Pointing out that Pennsylvanians will have to pay for Gov. Christie’s bad habits,
Reason.com, a monthly print magazine of "free minds and free markets,” asserted that New Jersey’s problem is not revenue, it is spending, which has increased almost every year during Gov. Christie's administration. In 2010, when Gov. Christie was first elected, the budget called for $29 billion of spending, while the most recent budget calls for $34.5 billion.
The magazine explained that the governor blames these increases on the pension problem. Unfunded obligations total more than $80 billion, and mandatory state bond disclosures reveal that the two main retirement funds could be completely out of money by the mid-2020s. In February of 2015,
Reuters reported that Gov. Christie, who had tried to reduce contributions to the pension fund, was thwarted by a judge in a case brought by the AFL-CIO union, among others. In her opinion striking down the plan, the judge criticized the Governor for trying to “simply walk away from [New Jersey’s] financial obligations, especially when those obligations were the State’s own creation.”

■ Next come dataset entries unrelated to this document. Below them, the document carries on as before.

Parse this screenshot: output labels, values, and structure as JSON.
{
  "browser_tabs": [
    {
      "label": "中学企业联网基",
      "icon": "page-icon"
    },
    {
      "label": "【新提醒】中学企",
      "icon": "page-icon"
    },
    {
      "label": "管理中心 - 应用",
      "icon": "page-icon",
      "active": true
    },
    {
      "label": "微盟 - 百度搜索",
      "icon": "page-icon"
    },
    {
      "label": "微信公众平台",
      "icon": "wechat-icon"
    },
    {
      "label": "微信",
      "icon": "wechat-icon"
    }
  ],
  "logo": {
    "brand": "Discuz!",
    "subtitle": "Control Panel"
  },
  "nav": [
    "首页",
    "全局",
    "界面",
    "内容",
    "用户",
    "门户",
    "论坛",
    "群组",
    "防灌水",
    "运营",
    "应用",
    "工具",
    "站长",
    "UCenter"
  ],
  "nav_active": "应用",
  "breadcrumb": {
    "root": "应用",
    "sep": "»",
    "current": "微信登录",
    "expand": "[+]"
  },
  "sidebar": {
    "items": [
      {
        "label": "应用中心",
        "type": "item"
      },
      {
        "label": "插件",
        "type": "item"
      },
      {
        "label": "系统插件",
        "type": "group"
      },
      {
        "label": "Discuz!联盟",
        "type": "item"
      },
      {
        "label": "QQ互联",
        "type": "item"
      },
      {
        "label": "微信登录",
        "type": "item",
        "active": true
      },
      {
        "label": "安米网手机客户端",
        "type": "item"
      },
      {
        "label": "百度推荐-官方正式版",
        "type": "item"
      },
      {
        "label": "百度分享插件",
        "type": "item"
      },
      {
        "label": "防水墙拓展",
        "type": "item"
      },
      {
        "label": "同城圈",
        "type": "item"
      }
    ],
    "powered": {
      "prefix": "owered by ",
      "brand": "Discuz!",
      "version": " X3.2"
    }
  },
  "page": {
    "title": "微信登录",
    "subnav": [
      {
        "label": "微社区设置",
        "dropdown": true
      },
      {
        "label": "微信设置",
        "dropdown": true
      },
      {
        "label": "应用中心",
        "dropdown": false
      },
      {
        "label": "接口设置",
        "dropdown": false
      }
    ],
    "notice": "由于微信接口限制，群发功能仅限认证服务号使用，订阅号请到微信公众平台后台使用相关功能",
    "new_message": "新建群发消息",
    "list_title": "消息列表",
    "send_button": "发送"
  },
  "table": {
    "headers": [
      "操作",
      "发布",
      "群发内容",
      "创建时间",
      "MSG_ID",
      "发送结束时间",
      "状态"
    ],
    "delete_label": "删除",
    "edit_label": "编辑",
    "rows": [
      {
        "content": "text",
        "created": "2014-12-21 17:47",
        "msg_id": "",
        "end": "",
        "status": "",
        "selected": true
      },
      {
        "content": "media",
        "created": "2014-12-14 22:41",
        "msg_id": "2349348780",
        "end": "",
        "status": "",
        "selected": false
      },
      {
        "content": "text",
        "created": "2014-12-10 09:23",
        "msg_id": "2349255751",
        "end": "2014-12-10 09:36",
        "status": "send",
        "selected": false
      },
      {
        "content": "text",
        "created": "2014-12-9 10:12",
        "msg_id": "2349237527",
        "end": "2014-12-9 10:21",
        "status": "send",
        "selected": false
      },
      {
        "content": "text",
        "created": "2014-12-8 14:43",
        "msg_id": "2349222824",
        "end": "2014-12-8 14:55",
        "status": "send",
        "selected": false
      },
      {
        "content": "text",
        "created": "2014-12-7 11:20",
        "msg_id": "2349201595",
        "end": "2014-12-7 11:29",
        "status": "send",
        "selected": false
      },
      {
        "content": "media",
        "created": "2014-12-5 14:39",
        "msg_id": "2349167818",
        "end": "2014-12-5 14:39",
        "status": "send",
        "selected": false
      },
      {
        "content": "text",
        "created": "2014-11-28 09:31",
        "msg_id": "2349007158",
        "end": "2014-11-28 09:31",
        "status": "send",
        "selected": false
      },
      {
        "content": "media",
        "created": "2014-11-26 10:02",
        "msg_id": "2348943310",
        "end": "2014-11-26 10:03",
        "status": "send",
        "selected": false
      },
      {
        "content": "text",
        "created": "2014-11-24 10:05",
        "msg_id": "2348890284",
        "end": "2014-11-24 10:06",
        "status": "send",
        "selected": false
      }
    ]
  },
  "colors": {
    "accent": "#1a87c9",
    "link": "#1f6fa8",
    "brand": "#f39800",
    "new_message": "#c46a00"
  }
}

While acknowledging that New Jersey's pension crisis existed before Gov. Christie took office, and will remain after he leaves, Reason.com disparaged his penchant for handing out tax breaks to dozens of companies, in the amount of $1.57 billion, to firms like Panasonic, Goya Foods, and Prudential Insurance. This was under the
Urban Transit Hub Tax Credit Program, an economic development initiative that stopped taking applications in September of 2013. The New Jersey Policy Perspective denounced such arrangements in a September 2015 report titled
Corporate Subsidy Overhaul Taking New Jersey Further Down a Dangerous Path, which we
detailed shortly after it came out.
As for the reciprocity agreement,
Philly.com noted that its termination triggered immediate scorn from Pennsylvania’s Gov. Wolf, who accused the New Jersey governor of “err[ing] significantly in his decision to unnecessarily punish 125,000 Pennsylvanians and cost the commonwealth $5 million annually." Those Pennsylvanians who work in New Jersey will soon be subject to tax brackets ranging from 1.4 percent for those earning $20,000 or less, to 8.97 percent for income greater than $500,000.
Beyond the burden of additional paperwork stemming from the need to file two sets of returns, South Jersey residents who work in Philadelphia will lose their wage tax credit, which is 3.47 percent for nonresidents. It was permissible to claim this credit under New Jersey law, but Pennsylvania prohibits it.
NJ.com quoted New Jersey’s Senate President, who heaped on more criticism with his opinion that “[t]his is the wrong decision for our state…The burden falls completely on working families in New Jersey, especially those in South Jersey who work in Philadelphia.” The withdrawal will be effective January 1, 2017.